Application 17/306,934 is a continuation of application No. 15/151,374, filed on May 10, 2016, granted, now 11,003,987, issued on May 11, 2021.
Prior Publication US 2021/0256379 A1, Aug. 19, 2021
Int. Cl. G06N 3/08 (2023.01); G06F 3/16 (2006.01); G06N 3/049 (2023.01); G06N 3/084 (2023.01); G10L 25/30 (2013.01)

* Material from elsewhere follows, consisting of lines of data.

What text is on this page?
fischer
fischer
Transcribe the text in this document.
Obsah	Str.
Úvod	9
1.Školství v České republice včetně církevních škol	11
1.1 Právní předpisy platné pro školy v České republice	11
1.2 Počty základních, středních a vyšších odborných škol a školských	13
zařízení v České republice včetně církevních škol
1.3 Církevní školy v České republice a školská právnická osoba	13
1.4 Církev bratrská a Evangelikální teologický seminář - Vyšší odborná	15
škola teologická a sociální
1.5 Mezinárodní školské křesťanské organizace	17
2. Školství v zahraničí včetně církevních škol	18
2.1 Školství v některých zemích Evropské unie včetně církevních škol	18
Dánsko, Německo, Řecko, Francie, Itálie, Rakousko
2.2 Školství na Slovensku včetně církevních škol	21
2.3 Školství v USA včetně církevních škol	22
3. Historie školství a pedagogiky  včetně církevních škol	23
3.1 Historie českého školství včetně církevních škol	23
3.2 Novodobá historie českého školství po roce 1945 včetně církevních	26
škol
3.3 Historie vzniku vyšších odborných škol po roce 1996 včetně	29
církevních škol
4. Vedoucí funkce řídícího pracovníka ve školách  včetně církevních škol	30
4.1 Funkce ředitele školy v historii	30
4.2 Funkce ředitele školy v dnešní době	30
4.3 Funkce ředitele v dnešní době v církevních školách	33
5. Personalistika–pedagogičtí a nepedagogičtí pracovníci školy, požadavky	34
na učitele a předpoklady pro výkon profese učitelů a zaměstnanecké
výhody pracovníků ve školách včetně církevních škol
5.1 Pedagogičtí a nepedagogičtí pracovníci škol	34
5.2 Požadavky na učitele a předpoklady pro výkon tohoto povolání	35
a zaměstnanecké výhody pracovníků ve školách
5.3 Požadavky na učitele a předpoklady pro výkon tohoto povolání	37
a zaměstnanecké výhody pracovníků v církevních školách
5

CPC G06N 3/08 (2013.01) [G06F 3/16 (2013.01); G06N 3/049 (2013.01); G06N 3/084 (2013.01); G10L 25/30 (2013.01)] 18 Claims
OG exemplary drawing
 
1. A computer-implemented method executed on data processing hardware that causes the data processing hardware to perform operations comprising:
receiving, as input to a trained frequency-transform (F-T) layer of a neural network, time domain features of an input audio sample, the input audio sample comprising a speech signal representing an utterance and a background signal;
applying, by the trained F-T layer, a transformation defined by a set of trained F-T layer parameters that transforms the time domain features of the input audio sample into frequency domain features, the trained F-T layer trained to learn a mapping between time domain features and frequency features for a particular audio processing task;
processing, using a plurality of convolutional layers of the neural network, the frequency domain features that were transformed by the transformation applied by the trained F-T layer;
generating, as output from the neural network, based on the processed frequency domain features, an output audio sample by subtracting the background signal from the speech signal of the input audio sample; and
training the neural network on training data comprising, for each of a plurality of training audio samples, corresponding time domain features of the training audio sample and a corresponding known output for the training audio sample, wherein training the neural network comprises updating tunable parameters of the trained F-T layer.